Section 10(1) of the RDA states that all people are entitled to equality before the law regardless of their race, colour or national or ethnic origin. If a law removes a right or limits the extent of it for a particular race, s10 can be invoked to strike down that law as being racially discriminatory.

Section 8 of the RDA references the CERD and provides exceptions to s10. These exceptions are called “special measures” and are actions that may be discriminatory but are taken to assist a specific racial or ethnic group to secure them full and equal enjoyment of human rights and fundamental freedoms.

 

Case Study: What happens when Australia breaches its obligations under international law?

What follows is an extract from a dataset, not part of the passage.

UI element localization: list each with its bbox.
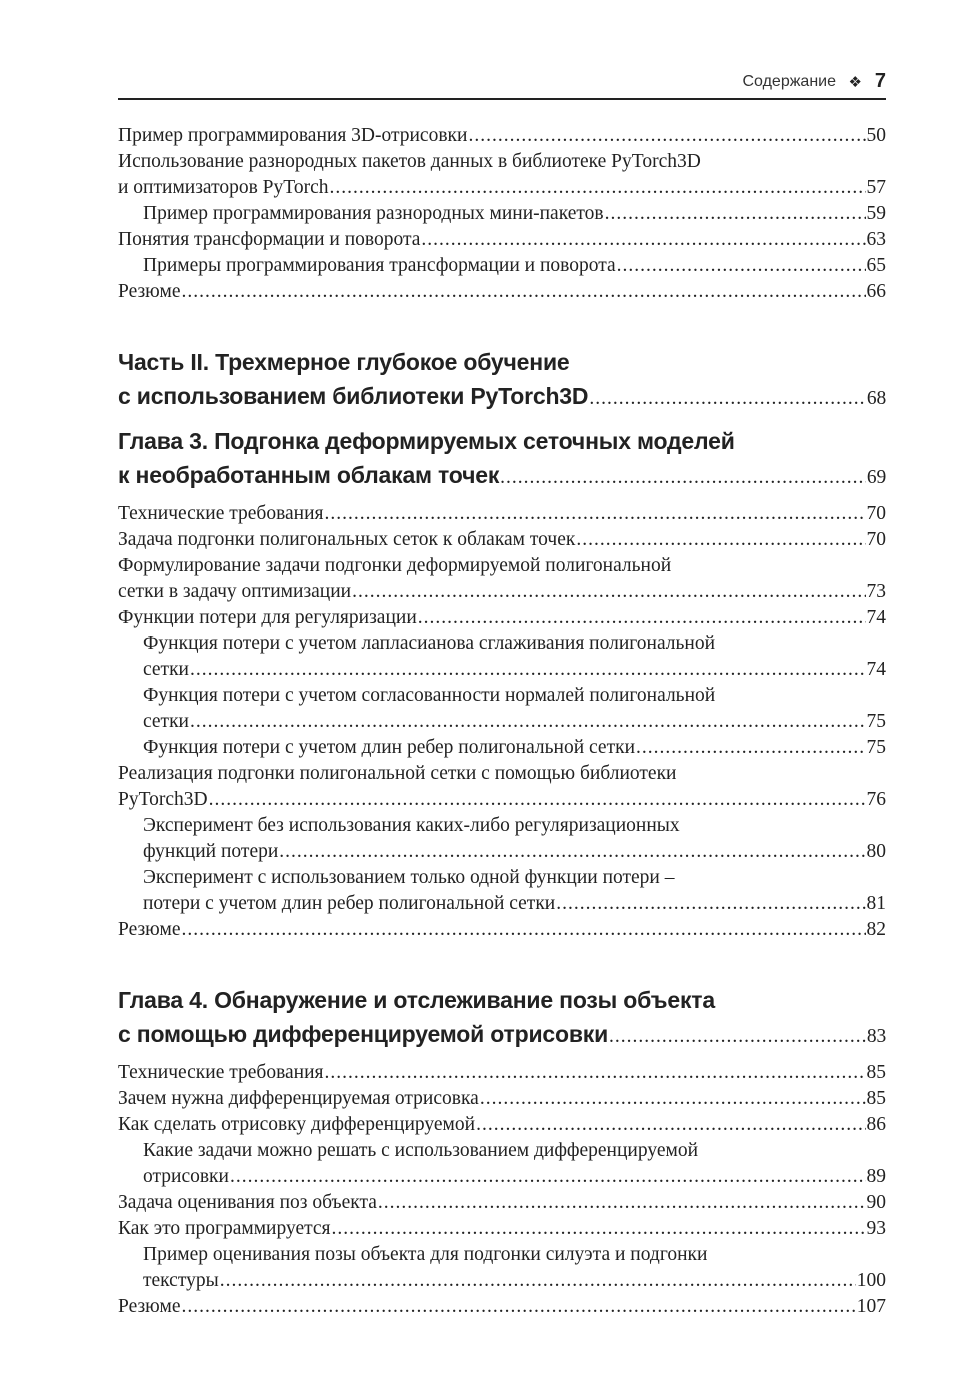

Billy and Ors v Australia ​[2022] UNHRC

The landmark case of Billy and Ors v Australia was heard and decided by the United Nations Human Rights Council (UNHRC). It was the first time a UN body had found that inadequate climate policy was a breach of human rights, and highlighted the disproportionate effect of climate change on Indigenous Peoples’ homes and culture.

Daniel Billy and Ors are Torres Strait Islanders who took action against the Australian Government (the State party) in 2019 through the UNHRC for inaction on climate change. They believed that this inaction had failed to protect the people of the Torres Strait Islands from the adverse impacts of climate change, which had led to the following human rights breaches protected under the International Covenant on Civil and Political Rights (ICCPR):

  • Article 2 (2) – Where not already protected in existing legislation or other measures, the state takes necessary steps to adopt laws to give effect to the rights in the Covenant: the state failed to adopt such measures to protect the rights of the complainants contained in the ICCPR
  • Article 6 (1) – The right to life: the state party had failed to respect the right to a healthy environment, which is included as part of the right to life
  • Article 27 – Right to enjoy and engage in own culture and language: climate change comprises the traditional way of life of the complainants and threatens to displace them causing irreparable harm to their ability to enjoy their culture
  • Article 17 – Right to freedom from unlawful interference with reputation, privacy, family, home and correspondence: climate change interferes with the privacy, family and home of the complainants as they may be forced to abandon their homes within their lifetime. The State party (Australia) had failed to prevent serious interference with the privacy, family and homes of people in their jurisdiction
  • Article 24 (1) – Right of children to have measures of protection as are required by their status as a minor, on the part of his family, society and the State – the State party had failed to take measures to protect the rights of the children of the Torres Strait Islands (some of whom were named in the action) to a healthy environment that sustains their culture and survival 

In 2022, the UNHRC found in favour of the applicants under Articles 17 (right to family life) and 27 (cultural rights of the Islanders). This decision was a significant finding for all governments, putting them on notice that states have obligations to their present and future citizens to prevent climate change and its impacts on the human rights associated with a healthy environment.

Intergenerational equity and the promotion and protection of socioeconomic rights are needed to support the rule of law principles. Consideration of rights and issues such as these in government decision making promotes confidence in systems of governance and therefore supports the achievement of human rights, acts to increase democratic engagement and keeps the rule of law safe.